Along the far back wall are arrayed the costumes of the Hogwart’s leaders. Professor McGonagall is represented by the dark green robes she wore in Goblet of Fire. We see two sets of Dumbledore’s robes: one worn by Richard Harris at the End-of-year Feast in Chamber of Secrets, and one worn by Michael Gambon at the Yule Ball in Goblet of Fire. See if you can spot a certain helpful house-elf hiding here somewhere….

The right side of the room appears to be dedicated to the more fun-filled and carefree aspects of Hogwarts. The costumes worn by Fred and George Weasley are here (from Order of the Phoenix), alongside a glass case filled with their Skiving Snackboxes and a wide variety of other treats and tricks from Honeydukes, Zonko’s and Banges & Dervish’s: a Quidditch board game, Bertie Bott’s Every Flavor Beans, Fizzing Whizbees, Tooth Splintering Strong Mints, Tongue Burners, Lick ’o Rish, Shock-o-Choc (“add some shock to your chocolate”), suckers, Chocolate Frogs (70% finest croakoa), Glacial Snow Flakes, Exploding Bon Bons, and Qizlbash cauldron cakes.

And as we come full-circle around the room we come face-to-face with the Ministry of Magic, the only truly dark note in this room. Here we have the costumes of Cornelius Fudge and Percy Weasley from Order of the Phoenix (both with the same pin-stripes). In a glass case you can see some examples of O.W.L. exams (with the questions arrayed in boxes randomly placed on the page), student progress reports, purple paper airplane memos, and study aids (“Cramit! O.W.L. Study Sheets: How to Soar on your O.W.L.s”).
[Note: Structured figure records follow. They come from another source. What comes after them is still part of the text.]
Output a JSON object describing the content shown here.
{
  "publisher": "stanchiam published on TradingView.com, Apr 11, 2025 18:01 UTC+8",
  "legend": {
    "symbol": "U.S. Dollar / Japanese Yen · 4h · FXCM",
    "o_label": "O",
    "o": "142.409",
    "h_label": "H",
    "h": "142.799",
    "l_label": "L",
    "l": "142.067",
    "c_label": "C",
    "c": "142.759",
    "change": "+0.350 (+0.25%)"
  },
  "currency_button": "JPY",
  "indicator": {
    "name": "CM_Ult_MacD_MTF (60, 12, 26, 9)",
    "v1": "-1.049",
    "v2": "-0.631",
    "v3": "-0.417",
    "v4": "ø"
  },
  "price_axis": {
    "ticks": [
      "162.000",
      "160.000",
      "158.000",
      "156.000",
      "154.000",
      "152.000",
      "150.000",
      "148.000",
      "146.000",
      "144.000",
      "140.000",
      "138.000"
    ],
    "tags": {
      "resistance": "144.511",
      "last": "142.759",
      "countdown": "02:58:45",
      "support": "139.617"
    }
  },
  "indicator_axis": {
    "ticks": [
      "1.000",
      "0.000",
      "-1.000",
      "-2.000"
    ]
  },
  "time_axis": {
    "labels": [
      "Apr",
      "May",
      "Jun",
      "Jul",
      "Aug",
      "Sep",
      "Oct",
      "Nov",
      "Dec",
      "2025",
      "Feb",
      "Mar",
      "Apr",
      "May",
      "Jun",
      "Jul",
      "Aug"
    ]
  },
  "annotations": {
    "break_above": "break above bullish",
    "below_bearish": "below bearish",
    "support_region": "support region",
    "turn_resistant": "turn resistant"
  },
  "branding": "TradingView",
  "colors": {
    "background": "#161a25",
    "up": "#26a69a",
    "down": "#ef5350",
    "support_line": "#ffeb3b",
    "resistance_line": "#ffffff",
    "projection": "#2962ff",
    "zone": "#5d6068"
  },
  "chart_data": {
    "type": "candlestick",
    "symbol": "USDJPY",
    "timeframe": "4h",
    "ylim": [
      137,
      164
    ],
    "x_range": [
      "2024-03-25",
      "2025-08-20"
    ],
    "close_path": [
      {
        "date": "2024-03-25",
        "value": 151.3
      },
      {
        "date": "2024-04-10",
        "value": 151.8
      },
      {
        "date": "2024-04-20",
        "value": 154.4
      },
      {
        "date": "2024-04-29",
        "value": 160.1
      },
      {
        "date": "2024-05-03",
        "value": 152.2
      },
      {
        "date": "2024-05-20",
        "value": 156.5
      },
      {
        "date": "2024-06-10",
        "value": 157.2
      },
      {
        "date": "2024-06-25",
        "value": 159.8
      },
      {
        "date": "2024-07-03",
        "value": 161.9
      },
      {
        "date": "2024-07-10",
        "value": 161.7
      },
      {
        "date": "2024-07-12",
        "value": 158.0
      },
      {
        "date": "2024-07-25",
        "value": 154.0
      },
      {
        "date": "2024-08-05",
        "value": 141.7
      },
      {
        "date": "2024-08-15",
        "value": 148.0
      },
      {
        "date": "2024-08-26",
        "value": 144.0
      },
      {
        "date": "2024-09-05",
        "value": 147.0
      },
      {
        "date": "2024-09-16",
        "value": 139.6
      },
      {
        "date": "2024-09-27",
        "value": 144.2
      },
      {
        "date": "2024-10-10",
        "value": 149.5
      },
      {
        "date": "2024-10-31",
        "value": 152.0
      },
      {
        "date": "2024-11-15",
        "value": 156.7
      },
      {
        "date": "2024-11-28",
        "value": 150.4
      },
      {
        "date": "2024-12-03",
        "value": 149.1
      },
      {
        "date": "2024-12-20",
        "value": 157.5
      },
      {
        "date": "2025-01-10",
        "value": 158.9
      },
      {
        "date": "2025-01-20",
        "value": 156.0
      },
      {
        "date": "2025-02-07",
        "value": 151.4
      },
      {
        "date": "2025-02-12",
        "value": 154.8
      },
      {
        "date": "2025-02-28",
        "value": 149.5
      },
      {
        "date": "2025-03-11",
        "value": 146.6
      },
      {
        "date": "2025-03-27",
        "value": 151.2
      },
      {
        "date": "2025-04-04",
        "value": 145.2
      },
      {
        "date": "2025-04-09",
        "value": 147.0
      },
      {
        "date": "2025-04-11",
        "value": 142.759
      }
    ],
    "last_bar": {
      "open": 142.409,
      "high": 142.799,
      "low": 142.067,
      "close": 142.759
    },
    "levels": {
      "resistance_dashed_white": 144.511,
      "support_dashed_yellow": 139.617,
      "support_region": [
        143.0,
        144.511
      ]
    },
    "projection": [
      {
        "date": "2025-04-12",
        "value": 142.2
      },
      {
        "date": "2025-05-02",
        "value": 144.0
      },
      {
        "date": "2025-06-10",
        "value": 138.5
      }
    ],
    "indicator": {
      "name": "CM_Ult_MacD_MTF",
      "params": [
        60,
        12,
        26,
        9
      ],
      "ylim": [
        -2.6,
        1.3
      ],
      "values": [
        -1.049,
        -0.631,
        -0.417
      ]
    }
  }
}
By this point you’ll probably feel as though you’ve been through all six of Harry’s years at Hogwarts, movie-style, and you may not notice the 13 additional portraits hung on the walls as you leave the exhibition (three of which are animated). They include such luminaries as Iris Pivis and Professor Emeric Switch. From here you walk down a short hallway to the Harry Potter store (remember, you can only enter it from the Exhibition, with a ticket, and once you leave you CANNOT re-enter). Have fun shopping (although I’d rather be in Zonko’s!).

Ford Anglia Sign



As seen in Harry Potter and the Chamber of Secrets
Displayed with permission from the Ford Motor Company

The Ford Anglia was enchanted by its owner, Arthur Weasley, to give it the ability to fly and become invisible. At the start of their second year, Harry Potter and Ron Weasley miss the Hogwarts Express and use the car to fly to Hogwarts. Just as they arrive at the school, the Anglia begins to break down and crashes into the flailing branches of the Whomping Willow. Later that year, the magical car heroically saves Harry and Ron from giant spiders in the Forbidden Forest.

Dumbledore's Army

The D.A. sign-up sheet used in the Harry Potter and the Order of the Phoenix movie, as seen in Harry Potter: the Exhibition in Chicago, IL

In the Gryffindor Common room area of the exhibition, a glass case contains what we presume is the original D.A. list used in the movie. The signatures (each in a different handwriting) are written in pencil in two columns on a long sheet of paper. The list contains some names we don’t see in the books (see if you can recognize them). Here they are, in the order they appear on the list:

Hermione Granger
Ron Weasley
Harry Potter
George Weasley
Fred Weasley
Ginny Weasley
Luna Lovegood
Neville Longbottom
Padma Patil
Parvati Patil
Cho Chang
Zacharias Smith


Anthony Goldstein
Alice Tolipan
Luca Carruse
Marietta Edgecombe
Katie Bell
Hannah Abbott
Susan Bones
Ernie MacMillan
Dean Thomas
Michael Corner
Dennis Creevey
Terry Boot
Alicia Spinnet
Lee Jordan
Nigel Wespurt
Justin Finch-Fletchley

Harry Potter: The Exhibition Rule

• No photography or videography.

• No cell phone usage.

• No food or beverages.

• There are no restrooms inside Harry Potter: The Exhibition. Restrooms are located on every level of the museum.

• Strollers will be parked at the entrance to the exhibit.

• There is no re-entry to the Harry Potter exhibit or store after exiting the exhibit.

• The Harry Potter store is located at the end of Harry Potter: The Exhibition. This is the only museum store that sells Harry Potter merchandise and is only open to guests with a current timed-entry ticket to Harry Potter: The Exhibition.